Continued working on the new detector for netevmon. It is no longer a KS test, strictly speaking, but performs a similar function. Experimented with using Earth Movers Distance as an alternative, but this tended to be badly affected by outliers in the distribution. Managed to come up with a couple of tweaks that improved the performance of the detector overall.
The first was to examine the distribution of the interquartile values only, i.e. discard the bottom 2 and top 2 values from the original distribution, to minimise the impact of outliers in general. Another change I made was to require the total sum of the values in each sample to differ by a non-trivial amount, which would prevent the detector from alerting when the distance between the two distributions is very small.
Ran the new detector against the ground truth dataset to determine how well it performs. Results are not too bad so far -- looks like it will reach similar levels of reliability to the BinSeg detector which is one of the better detectors we have.
Wrote some slides on our latency event detection work for presentation at NZNOG. Had to shrink my original presentation a bit after realising I was sharing our timeslot with 2 other talks, so hopefully we'll all fit.

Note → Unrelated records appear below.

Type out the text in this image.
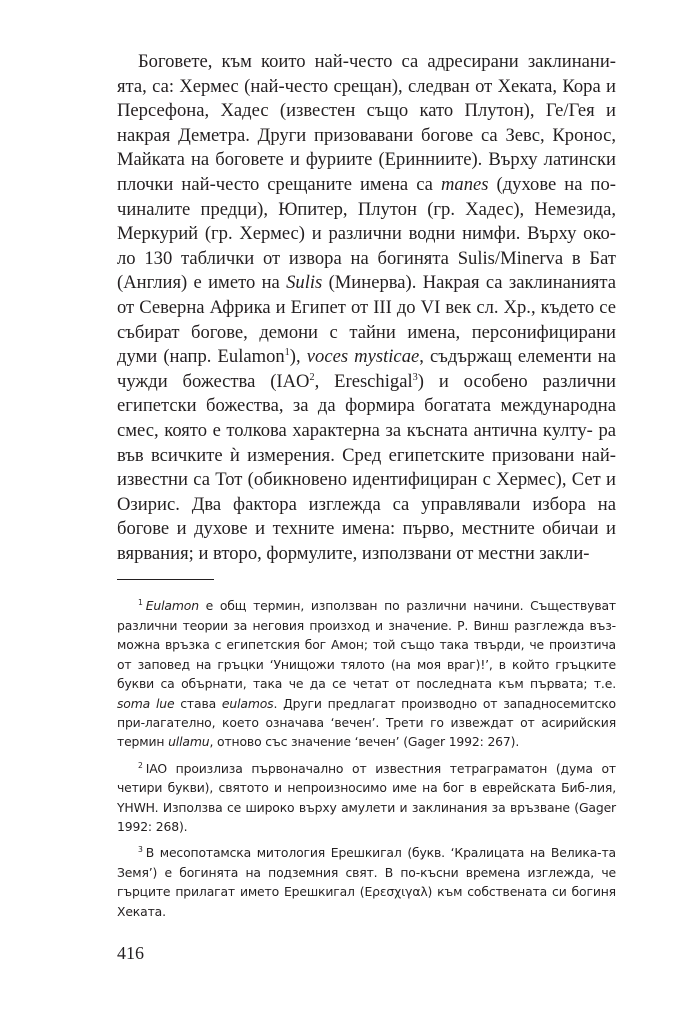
Боговете, към които най-често са адресирани заклинани- ята, са: Хермес (най-често срещан), следван от Хеката, Кора и Персефона, Хадес (известен също като Плутон), Ге/Гея и накрая Деметра. Други призовавани богове са Зевс, Кронос, Майката на боговете и фуриите (Еринниите). Върху латински плочки най-често срещаните имена са manes (духове на по- чиналите предци), Юпитер, Плутон (гр. Хадес), Немезида, Меркурий (гр. Хермес) и различни водни нимфи. Върху око- ло 130 таблички от извора на богинята Sulis/Minerva в Бат (Англия) е името на Sulis (Минерва). Накрая са заклинанията от Северна Африка и Египет от III до VI век сл. Хр., където се събират богове, демони с тайни имена, персонифицирани думи (напр. Eulamon$^1$), voces mysticae, съдържащ елементи на чужди божества (IAO$^2$, Ereschigal$^3$) и особено различни египетски божества, за да формира богатата международна смес, която е толкова характерна за късната антична култу- ра във всичките ѝ измерения. Сред египетските призовани най-известни са Тот (обикновено идентифициран с Хермес), Сет и Озирис. Два фактора изглежда са управлявали избора на богове и духове и техните имена: първо, местните обичаи и вярвания; и второ, формулите, използвани от местни закли-

$^1$ Eulamon е общ термин, използван по различни начини. Съществуват различни теории за неговия произход и значение. Р. Винш разглежда въз-можна връзка с египетския бог Амон; той също така твърди, че произтича от заповед на гръцки ‘Унищожи тялото (на моя враг)!’, в който гръцките букви са обърнати, така че да се четат от последната към първата; т.е. soma lue става eulamos. Други предлагат производно от западносемитско при-лагателно, което означава ‘вечен’. Трети го извеждат от асирийския термин ullamu, отново със значение ‘вечен’ (Gager 1992: 267).

$^2$ IAO произлиза първоначално от известния тетраграматон (дума от четири букви), святото и непроизносимо име на бог в еврейската Биб-лия, YHWH. Използва се широко върху амулети и заклинания за връзване (Gager 1992: 268).

$^3$ В месопотамска митология Ерешкигал (букв. ‘Кралицата на Велика-та Земя’) е богинята на подземния свят. В по-късни времена изглежда, че гърците прилагат името Ерешкигал (Ερεσχιγαλ) към собствената си богиня Хеката.

416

Experimented with using the Kolmogorov-Smirnov test as a detector for netevmon. I'm currently comparing the distributions of the latencies observed in the last 30 minutes with those observed 30 minutes prior to that. Initial results are somewhat promising, although my current method for evaluating distance between two distributions does not account for the difference between the values -- it just adds or subtracts a fixed amount to the distance depending on which value is larger. This means that a change from 40 to 42ms is just as likely to trigger an event as a change from 40 to 340ms.
Short final week for the year, as I had to take a couple of days of leave.

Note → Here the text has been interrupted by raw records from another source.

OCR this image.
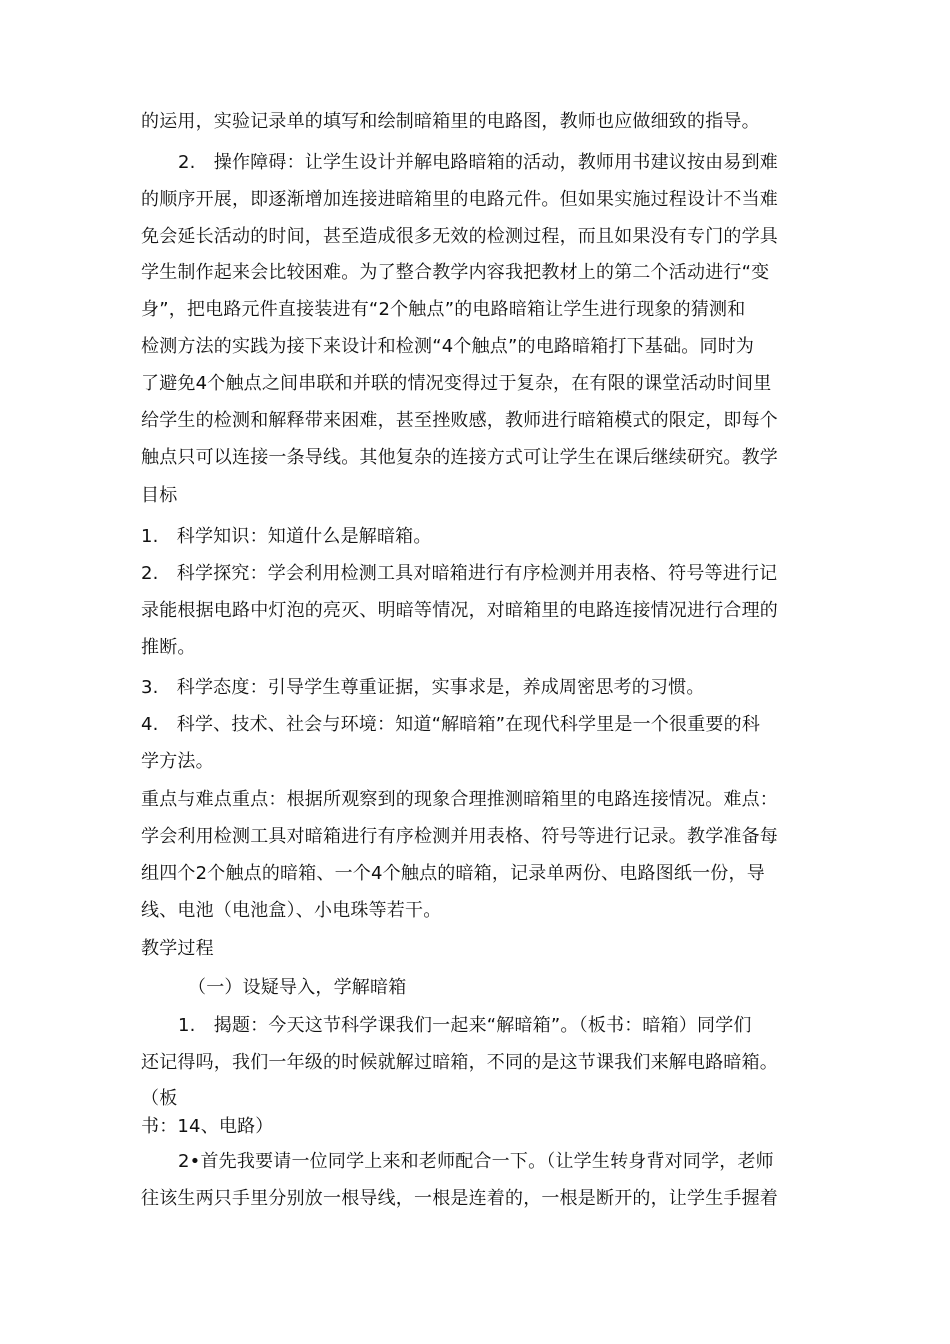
的运用，实验记录单的填写和绘制暗箱里的电路图，教师也应做细致的指导。
2.　操作障碍：让学生设计并解电路暗箱的活动，教师用书建议按由易到难
的顺序开展，即逐渐增加连接进暗箱里的电路元件。但如果实施过程设计不当难
免会延长活动的时间，甚至造成很多无效的检测过程，而且如果没有专门的学具
学生制作起来会比较困难。为了整合教学内容我把教材上的第二个活动进行“变
身”，把电路元件直接装进有“2个触点”的电路暗箱让学生进行现象的猜测和
检测方法的实践为接下来设计和检测“4个触点”的电路暗箱打下基础。同时为
了避免4个触点之间串联和并联的情况变得过于复杂，在有限的课堂活动时间里
给学生的检测和解释带来困难，甚至挫败感，教师进行暗箱模式的限定，即每个
触点只可以连接一条导线。其他复杂的连接方式可让学生在课后继续研究。教学
目标
1.　科学知识：知道什么是解暗箱。
2.　科学探究：学会利用检测工具对暗箱进行有序检测并用表格、符号等进行记
录能根据电路中灯泡的亮灭、明暗等情况，对暗箱里的电路连接情况进行合理的
推断。
3.　科学态度：引导学生尊重证据，实事求是，养成周密思考的习惯。
4.　科学、技术、社会与环境：知道“解暗箱”在现代科学里是一个很重要的科
学方法。
重点与难点重点：根据所观察到的现象合理推测暗箱里的电路连接情况。难点：
学会利用检测工具对暗箱进行有序检测并用表格、符号等进行记录。教学准备每
组四个2个触点的暗箱、一个4个触点的暗箱，记录单两份、电路图纸一份，导
线、电池（电池盒）、小电珠等若干。
教学过程
（一）设疑导入，学解暗箱
1.　揭题：今天这节科学课我们一起来“解暗箱”。（板书：暗箱）同学们
还记得吗，我们一年级的时候就解过暗箱，不同的是这节课我们来解电路暗箱。
（板
书：14、电路）
2•首先我要请一位同学上来和老师配合一下。（让学生转身背对同学，老师
往该生两只手里分别放一根导线，一根是连着的，一根是断开的，让学生手握着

Finished fixing the highlighting of segments on the AS traceroute graph. I ended up going with a borderless approach as it was very difficult to get the border drawing right in a number of cases). Instead, the highlighted segment becomes slightly brighter which has much the same effect.
Added AS names to both the AS traceroute and monitor map graphs. These come from querying the Team Cymru whois server via its netcat interface and are heavily cached, so we shouldn't have to make too many queries. The monitor map has also been updated to use the same colour to draw nodes that belong to the same AS.
Migrated the last of the old libtrace trac wiki pages over to our GitHub wiki.
Finished updating the AMP latency event ground truth to include our new detectors. Generated some fresh probabilities for use in Meena's DS code. Also generated some probabilities based on the magnitude of the change in latency for an event so that we are more likely to recognise a large change as significant even if only one or two detectors fire for the event.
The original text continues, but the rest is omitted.